Publié le 10 février 2026. La Thaïlande a enregistré une forte baisse de son indice de perception de la corruption en 2025, atteignant son niveau le plus bas depuis 14 ans et se positionnant derrière la plupart de ses voisins de l’ASEAN. Cette dégradation inquiétante soulève des questions sur la transparence et l’efficacité du secteur gouvernemental thaïlandais.
- L’Indice de Perception de la Corruption (IPC) de la Thaïlande a chuté à 33 points sur 100 en 2025, la classant 116ème au niveau mondial.
- Le pays a perdu 9 places dans le classement mondial par rapport à 2024, et se situe désormais derrière Singapour, le Brunei, la Malaisie, le Vietnam, l’Indonésie et le Laos.
- Transparency International identifie quatre domaines clés nécessitant une attention urgente : l’indépendance de la justice, la gestion de l’influence politique, l’indemnisation des victimes de corruption et la protection des lanceurs d’alerte.
Selon le rapport de Transparency International, publié le 10 février 2026, la Thaïlande a obtenu un score de seulement 33 points sur 100 à l’Indice de Perception de la Corruption (IPC) pour l’année 2025. Ce résultat place le pays à la 116ème position sur 180 nations évaluées, marquant sa plus mauvaise performance depuis 14 ans. Le score mondial moyen s’élève à 42 points, et la Thaïlande a vu son propre score diminuer d’un point par rapport à 2024, tandis que son classement a reculé de 9 places, signalant une détérioration plus rapide de la situation qu’à l’échelle mondiale.
L’étude met en évidence une préoccupation particulière concernant la perception des investisseurs et du secteur privé. L’indice de compétitivité de l’Annuaire de la compétitivité mondiale de l’IMD, un indicateur clé, a chuté de 10 points par rapport à l’année précédente, reflétant des doutes sur l’efficacité et la transparence du gouvernement thaïlandais.
Au sein de l’Association des nations de l’Asie du Sud-Est (ASEAN), la Thaïlande a glissé de la 5ème à la 7ème place, se retrouvant derrière Singapour (84 points), le Brunei (63 points), la Malaisie (52 points), le Vietnam (41 points), l’Indonésie (34 points) et le Laos (34 points). Seule la Birmanie (16 points) et le Cambodge (20 points) affichent des scores inférieurs à celui de la Thaïlande.
Transparency International a identifié quatre priorités pour l’année 2026 : la création d’un système judiciaire véritablement indépendant et accessible, la lutte contre l’influence politique indue, la garantie d’une indemnisation équitable pour les victimes de corruption, et la protection des fonctionnaires, des médias et des lanceurs d’alerte.
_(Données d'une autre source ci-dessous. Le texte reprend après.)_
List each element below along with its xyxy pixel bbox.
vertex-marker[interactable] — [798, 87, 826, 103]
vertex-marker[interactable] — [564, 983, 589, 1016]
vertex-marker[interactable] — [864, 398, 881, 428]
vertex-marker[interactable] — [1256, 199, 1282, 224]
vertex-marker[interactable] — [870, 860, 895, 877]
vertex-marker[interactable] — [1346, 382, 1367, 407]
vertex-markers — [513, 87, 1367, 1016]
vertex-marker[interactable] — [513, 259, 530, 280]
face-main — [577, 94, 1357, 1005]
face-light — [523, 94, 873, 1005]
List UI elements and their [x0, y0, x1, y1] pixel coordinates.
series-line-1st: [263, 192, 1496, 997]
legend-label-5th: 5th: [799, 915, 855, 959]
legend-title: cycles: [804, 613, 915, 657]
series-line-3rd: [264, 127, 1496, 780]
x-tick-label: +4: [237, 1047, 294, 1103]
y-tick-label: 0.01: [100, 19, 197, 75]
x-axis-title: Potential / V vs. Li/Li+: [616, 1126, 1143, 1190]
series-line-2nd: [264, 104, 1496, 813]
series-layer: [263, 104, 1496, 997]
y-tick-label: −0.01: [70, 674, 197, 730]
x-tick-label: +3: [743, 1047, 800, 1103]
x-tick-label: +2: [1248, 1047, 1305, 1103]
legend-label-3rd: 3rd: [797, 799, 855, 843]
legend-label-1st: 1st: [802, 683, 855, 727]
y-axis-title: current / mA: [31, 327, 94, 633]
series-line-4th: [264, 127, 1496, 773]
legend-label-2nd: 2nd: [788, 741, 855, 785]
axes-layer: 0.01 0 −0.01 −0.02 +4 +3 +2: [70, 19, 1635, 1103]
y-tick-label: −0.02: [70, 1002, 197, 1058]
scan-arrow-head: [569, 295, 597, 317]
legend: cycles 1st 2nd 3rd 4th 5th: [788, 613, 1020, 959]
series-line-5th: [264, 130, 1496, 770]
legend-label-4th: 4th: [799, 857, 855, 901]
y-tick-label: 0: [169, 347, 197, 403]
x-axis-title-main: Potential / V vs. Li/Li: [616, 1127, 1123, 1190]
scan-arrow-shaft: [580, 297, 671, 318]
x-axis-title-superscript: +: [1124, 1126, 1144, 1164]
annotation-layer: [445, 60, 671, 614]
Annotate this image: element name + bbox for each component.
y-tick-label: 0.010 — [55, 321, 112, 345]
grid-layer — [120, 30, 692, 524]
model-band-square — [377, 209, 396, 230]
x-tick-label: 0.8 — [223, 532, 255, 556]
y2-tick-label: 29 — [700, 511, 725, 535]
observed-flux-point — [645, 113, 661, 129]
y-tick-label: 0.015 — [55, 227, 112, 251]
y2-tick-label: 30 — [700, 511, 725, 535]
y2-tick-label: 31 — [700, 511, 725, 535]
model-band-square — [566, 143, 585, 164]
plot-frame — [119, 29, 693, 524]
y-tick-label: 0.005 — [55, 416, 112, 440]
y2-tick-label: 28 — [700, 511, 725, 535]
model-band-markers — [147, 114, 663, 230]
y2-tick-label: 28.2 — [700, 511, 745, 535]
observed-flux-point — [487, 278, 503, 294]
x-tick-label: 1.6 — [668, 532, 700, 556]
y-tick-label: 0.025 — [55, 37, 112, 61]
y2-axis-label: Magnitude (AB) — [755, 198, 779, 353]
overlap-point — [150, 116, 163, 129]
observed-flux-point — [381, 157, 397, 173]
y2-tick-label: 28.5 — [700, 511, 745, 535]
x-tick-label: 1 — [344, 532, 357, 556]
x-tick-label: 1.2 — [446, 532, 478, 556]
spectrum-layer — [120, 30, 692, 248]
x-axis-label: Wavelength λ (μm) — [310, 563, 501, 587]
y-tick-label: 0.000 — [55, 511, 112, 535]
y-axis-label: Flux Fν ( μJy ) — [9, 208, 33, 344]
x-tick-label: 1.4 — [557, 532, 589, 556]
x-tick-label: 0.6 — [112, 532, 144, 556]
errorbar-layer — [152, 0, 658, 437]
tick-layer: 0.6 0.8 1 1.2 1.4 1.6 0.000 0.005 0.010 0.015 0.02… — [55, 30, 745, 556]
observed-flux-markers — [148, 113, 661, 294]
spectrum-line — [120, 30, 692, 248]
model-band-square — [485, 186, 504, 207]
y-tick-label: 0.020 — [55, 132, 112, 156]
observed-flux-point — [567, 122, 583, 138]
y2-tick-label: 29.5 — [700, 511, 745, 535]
Le rapport mondial souligne une tendance inquiétante : plus des deux tiers des pays obtiennent un score inférieur à 50 points, et le nombre de nations avec un score supérieur à 80 a diminué de manière significative, passant de 12 il y a dix ans à seulement cinq aujourd’hui. Même les démocraties établies ne sont pas épargnées, comme le montrent les scores en baisse des États-Unis (64 points, le plus bas jamais enregistré), du Canada (75 points), de la Nouvelle-Zélande (81 points), du Royaume-Uni (70 points), de la France (66 points) et de la Suède (80 points).
La corruption est également liée à la restriction des libertés civiles. Selon Transparency International, 36 des 50 pays dont l’IPC a diminué depuis 2012 ont également réduit l’espace accordé à la société civile. Au moins 150 journalistes ont été tués depuis 2012 alors qu’ils enquêtaient sur la corruption dans des zones non touchées par des conflits armés.
Le rapport note également l’émergence d’un mouvement de contestation mené par la génération Z, qui s’élève contre les abus de pouvoir, le manque de services publics et le manque d’opportunités économiques équitables dans des pays comme le Népal et Madagascar.
Les pays les mieux classés en termes de transparence sont le Danemark (89 points), suivi de la Finlande (88 points) et de Singapour (84 points). Les pays les plus touchés par la corruption sont le Soudan du Sud et la Somalie (9 points chacun), ainsi que le Venezuela (10 points).
« La corruption n’est pas une fatalité. »
François Valérian, président de Transparency International
François Valérian a appelé les gouvernements du monde entier à prendre leurs responsabilités au sérieux, en mettant l’accent sur trois axes principaux : restaurer le leadership politique, protéger les médias et les lanceurs d’alerte, et renforcer la lutte contre le blanchiment d’argent. Il a également souligné que certains pays, bien que bénéficiant d’un bon score à l’IPC, doivent redoubler d’efforts pour empêcher l’afflux d’argent provenant de la corruption transfrontalière.